Precious metals are following gold sharply higher this morning, as growing unrest over President Trump's declared Middle East immigration ban rattles investors.
Spot gold is more than $17 an ounce higher at $1,212.50 in early New York trading, with April COMEX futures close behind. Spot silver is up 2.2% to $17.45, with March silver futures also keeping pace. Spot platinum is up $7.00 at $994.00, while April platinum flat. Palladium, which has been the best performing precious metal in 2017 so far, is up nearly 2% this morning to $752.00. March palladium futures are also $14 higher.

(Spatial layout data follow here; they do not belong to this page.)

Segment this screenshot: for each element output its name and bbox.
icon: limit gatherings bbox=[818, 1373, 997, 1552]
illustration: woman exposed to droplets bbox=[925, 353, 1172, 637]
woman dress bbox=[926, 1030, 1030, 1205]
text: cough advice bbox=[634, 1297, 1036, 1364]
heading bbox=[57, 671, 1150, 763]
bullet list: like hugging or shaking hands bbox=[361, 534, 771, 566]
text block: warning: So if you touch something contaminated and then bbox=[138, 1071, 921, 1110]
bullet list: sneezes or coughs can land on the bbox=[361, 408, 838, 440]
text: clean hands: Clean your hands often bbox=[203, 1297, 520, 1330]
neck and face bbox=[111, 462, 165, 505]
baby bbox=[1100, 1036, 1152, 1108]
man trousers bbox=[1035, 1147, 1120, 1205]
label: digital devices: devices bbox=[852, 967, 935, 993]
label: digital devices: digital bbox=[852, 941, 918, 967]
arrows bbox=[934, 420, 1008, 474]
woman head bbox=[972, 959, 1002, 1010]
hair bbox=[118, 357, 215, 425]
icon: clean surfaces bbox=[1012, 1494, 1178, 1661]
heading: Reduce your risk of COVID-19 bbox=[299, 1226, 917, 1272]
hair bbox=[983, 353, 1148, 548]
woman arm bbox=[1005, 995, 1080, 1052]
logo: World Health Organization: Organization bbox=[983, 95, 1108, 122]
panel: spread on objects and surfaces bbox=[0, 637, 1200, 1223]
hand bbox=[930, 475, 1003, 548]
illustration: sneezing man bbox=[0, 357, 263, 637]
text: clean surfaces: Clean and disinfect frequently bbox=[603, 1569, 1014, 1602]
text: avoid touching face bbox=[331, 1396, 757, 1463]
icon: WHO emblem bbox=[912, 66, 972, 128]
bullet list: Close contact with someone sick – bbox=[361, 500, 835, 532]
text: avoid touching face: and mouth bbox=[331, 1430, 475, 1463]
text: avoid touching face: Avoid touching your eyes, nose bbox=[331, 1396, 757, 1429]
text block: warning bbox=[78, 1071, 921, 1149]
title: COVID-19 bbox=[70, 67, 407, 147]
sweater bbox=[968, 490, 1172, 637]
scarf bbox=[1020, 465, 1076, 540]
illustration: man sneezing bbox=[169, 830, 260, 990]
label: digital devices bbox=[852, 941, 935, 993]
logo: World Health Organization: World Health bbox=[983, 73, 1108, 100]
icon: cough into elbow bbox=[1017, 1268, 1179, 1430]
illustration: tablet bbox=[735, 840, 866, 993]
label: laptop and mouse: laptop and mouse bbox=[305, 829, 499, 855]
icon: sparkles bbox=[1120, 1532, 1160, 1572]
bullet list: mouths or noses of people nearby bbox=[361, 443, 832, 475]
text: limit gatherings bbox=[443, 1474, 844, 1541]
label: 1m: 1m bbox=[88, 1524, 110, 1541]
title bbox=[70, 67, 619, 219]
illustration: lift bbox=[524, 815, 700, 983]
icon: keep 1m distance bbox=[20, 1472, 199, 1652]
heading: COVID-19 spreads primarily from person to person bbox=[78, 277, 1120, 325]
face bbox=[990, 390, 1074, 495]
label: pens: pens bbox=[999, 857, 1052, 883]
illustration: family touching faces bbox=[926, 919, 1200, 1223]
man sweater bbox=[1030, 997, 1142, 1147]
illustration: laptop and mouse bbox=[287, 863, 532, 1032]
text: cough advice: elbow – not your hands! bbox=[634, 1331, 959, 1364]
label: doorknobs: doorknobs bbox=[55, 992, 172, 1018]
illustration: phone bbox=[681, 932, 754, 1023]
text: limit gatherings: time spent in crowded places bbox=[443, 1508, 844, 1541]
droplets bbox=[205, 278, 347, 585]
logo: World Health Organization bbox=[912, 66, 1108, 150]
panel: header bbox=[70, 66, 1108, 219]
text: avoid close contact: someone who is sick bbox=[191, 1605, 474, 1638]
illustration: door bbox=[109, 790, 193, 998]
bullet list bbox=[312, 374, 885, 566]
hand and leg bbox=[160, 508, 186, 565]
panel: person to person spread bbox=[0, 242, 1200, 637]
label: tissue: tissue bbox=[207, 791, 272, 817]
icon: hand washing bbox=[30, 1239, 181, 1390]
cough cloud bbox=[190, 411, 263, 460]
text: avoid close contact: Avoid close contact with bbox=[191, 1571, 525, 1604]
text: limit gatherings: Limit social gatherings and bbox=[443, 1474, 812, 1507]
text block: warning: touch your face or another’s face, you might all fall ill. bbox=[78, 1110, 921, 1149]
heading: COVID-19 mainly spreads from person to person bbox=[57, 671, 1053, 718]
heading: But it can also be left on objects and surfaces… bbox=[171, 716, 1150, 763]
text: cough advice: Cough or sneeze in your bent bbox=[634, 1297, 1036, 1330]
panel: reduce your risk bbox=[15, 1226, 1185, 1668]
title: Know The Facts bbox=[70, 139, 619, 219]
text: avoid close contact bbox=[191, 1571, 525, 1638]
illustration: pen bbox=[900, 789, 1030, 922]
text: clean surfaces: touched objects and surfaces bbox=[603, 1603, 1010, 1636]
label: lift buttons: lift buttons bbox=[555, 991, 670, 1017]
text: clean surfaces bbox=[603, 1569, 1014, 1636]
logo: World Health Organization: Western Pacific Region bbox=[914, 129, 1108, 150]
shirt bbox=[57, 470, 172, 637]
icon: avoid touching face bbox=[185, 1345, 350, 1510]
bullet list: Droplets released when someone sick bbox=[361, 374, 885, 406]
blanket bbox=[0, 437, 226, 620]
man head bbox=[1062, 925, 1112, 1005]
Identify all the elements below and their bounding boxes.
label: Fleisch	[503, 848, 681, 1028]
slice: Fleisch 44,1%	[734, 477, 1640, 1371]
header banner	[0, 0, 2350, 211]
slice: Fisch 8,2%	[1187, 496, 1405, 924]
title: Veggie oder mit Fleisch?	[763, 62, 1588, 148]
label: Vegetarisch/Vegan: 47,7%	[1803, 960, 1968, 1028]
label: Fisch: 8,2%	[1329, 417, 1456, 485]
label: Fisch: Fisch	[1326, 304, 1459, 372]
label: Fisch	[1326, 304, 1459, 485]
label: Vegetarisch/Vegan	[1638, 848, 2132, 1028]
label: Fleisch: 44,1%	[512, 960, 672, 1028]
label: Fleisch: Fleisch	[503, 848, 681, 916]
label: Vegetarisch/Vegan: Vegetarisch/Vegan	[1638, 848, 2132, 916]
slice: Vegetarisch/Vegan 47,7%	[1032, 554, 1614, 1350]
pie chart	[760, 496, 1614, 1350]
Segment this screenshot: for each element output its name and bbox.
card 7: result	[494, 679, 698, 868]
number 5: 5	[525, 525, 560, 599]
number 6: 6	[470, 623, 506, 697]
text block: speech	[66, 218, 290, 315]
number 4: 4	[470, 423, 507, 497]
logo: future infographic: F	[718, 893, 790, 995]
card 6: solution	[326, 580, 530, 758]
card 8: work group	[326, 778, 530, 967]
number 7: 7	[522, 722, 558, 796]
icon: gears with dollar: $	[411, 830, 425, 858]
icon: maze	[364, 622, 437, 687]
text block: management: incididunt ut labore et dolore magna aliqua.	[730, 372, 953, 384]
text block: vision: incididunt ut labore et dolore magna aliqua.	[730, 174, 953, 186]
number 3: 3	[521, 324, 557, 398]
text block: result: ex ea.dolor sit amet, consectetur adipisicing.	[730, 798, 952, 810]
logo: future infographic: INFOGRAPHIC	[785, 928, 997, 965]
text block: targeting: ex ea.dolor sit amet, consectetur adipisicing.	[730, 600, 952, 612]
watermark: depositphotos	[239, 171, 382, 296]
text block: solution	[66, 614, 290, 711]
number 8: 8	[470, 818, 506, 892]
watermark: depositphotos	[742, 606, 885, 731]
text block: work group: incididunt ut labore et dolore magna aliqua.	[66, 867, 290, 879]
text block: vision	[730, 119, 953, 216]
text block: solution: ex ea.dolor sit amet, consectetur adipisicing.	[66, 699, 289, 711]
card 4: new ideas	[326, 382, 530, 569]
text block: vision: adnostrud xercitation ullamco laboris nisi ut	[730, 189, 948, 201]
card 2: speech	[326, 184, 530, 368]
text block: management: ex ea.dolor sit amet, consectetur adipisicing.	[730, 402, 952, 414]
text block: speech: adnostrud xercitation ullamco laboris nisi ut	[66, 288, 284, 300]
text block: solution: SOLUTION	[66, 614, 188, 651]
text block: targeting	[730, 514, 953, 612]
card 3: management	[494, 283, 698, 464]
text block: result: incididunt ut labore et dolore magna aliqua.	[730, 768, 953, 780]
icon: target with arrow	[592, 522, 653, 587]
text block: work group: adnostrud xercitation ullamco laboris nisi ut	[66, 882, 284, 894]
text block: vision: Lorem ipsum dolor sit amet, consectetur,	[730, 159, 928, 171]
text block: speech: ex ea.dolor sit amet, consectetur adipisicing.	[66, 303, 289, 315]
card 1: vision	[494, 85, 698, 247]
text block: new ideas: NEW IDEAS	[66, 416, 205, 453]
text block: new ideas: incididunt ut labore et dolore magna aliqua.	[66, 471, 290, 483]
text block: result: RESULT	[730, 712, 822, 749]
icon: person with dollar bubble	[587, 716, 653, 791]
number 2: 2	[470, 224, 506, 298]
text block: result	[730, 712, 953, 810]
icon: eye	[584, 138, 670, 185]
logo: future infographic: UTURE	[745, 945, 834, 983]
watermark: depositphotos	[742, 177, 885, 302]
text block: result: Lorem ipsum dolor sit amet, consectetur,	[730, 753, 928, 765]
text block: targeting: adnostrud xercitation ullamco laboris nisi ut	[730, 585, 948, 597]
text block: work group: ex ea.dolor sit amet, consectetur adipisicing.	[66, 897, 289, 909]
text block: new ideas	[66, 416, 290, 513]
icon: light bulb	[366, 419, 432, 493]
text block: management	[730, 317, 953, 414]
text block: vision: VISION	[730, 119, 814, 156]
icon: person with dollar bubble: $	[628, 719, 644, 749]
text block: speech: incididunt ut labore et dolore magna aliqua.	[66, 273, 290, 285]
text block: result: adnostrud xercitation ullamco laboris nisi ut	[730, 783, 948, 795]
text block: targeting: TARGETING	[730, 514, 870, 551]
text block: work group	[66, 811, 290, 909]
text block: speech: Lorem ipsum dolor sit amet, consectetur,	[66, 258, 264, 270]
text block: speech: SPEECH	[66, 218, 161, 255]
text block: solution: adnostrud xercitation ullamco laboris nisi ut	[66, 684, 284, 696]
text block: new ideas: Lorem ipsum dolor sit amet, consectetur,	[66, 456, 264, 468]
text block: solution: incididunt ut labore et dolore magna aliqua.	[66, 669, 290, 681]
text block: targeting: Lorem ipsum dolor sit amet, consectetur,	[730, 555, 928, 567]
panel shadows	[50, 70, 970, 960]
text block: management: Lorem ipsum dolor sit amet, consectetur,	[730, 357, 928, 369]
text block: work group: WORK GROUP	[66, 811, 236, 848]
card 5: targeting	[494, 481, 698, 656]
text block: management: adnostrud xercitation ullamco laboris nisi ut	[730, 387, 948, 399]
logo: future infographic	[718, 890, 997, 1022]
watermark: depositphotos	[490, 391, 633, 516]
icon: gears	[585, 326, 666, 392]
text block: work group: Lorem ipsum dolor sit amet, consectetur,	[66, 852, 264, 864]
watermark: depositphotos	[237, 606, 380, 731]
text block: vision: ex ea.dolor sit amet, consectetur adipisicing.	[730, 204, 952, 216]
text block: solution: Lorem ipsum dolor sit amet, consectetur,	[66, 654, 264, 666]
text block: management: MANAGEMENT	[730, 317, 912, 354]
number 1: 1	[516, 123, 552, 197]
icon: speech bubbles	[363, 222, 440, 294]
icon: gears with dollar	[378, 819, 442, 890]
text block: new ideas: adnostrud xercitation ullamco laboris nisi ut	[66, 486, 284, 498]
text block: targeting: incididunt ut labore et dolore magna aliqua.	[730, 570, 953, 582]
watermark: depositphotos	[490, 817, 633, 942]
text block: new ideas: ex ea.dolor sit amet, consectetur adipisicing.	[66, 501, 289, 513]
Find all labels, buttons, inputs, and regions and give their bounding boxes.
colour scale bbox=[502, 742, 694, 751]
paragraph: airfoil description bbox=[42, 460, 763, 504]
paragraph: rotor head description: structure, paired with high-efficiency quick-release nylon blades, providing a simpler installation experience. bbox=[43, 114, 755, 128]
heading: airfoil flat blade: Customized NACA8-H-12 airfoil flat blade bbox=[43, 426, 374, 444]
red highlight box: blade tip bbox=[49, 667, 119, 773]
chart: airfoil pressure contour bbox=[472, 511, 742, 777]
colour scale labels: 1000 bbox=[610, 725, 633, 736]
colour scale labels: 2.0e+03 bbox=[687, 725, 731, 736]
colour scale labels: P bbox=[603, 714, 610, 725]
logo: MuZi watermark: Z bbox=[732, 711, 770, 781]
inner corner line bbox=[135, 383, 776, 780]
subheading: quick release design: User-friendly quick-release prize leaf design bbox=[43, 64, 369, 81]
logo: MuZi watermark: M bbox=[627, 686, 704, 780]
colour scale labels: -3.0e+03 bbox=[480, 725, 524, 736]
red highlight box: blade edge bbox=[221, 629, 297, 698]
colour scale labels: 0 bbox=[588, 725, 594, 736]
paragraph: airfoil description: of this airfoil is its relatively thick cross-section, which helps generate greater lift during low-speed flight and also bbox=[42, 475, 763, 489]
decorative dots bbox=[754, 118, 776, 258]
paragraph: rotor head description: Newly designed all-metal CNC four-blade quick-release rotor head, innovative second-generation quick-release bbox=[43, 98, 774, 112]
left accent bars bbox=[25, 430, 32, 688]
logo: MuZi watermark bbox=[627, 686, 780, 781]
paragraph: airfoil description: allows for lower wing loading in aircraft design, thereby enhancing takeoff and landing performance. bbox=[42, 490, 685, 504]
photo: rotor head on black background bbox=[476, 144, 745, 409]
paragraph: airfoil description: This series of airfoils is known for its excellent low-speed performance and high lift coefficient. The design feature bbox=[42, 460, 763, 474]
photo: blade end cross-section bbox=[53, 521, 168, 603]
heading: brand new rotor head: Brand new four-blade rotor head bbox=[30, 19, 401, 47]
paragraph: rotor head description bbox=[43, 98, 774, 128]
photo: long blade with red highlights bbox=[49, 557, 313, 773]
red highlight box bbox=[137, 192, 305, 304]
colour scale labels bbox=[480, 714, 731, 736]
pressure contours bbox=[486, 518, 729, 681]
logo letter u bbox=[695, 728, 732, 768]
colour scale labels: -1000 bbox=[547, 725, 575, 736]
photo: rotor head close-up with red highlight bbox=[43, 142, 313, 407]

The Shanghai Gold Exchange, Asia's largest, was closed yesterday (and today) for the Chinese New Year, removing some demand from the market, but gold prices began climbing in Asia almost immediately after the open. Traders and investors are piling into safe haven plays, as global protests continue over the sudden US travel ban on residents of seven unstable countries in Central Asia where there is known Islamic terrorist activity. Trump also made waves by dismissing the country's acting attorney general. Tuesday marks the third consecutive day of gains for gold. January is rounding out as the best month for the yellow metal since June.
Aside from markets reacting to news out of the White House, there was a lot of focus on economic data out of Europe today. The annual inflation rate in the eurozone was most recently clocked at 1.8%, the fastest acceleration of consumer prices since 2013. Unemployment in the region has hit its lowest since 2009, while the modest 0.5% rate of GDP growth in the EU during the fourth quarter was generally taken as a surprise to the upside. This helped the euro recover from an 11-day low to trade at about $1.08.
Elsewhere in Europe, Germany's Deutsche Bank (DB) is again adding to its ledger of fines and out-of-court settlements. After regulators heaped another fine on the megabank for allegedly providing assistance to Russian money launderers, the firm's fines have now piled up to $629 million. Of course, this still pales in comparison to the $10 billion the bank is accused of helping change hands in the scheme.
Meanwhile, the Bank of Japan (BOJ) stood pat at its most recent meeting. The central bank's inflation outlook is mostly unchanged, meaning that stimulus measures are expected to remain in place. Yet, the more encouraging data from Europe is raising questions about whether or not the European Central Bank (ECB) will continue its own stimulus program or scale back its efforts.
Looking ahead, tomorrow the Federal Reserve Open Market Committee (FOMC) will conclude its two-day meeting with an announcement to the press. Investors will also be closely watching quarterly earnings data from Apple Inc. (AAPL) this afternoon.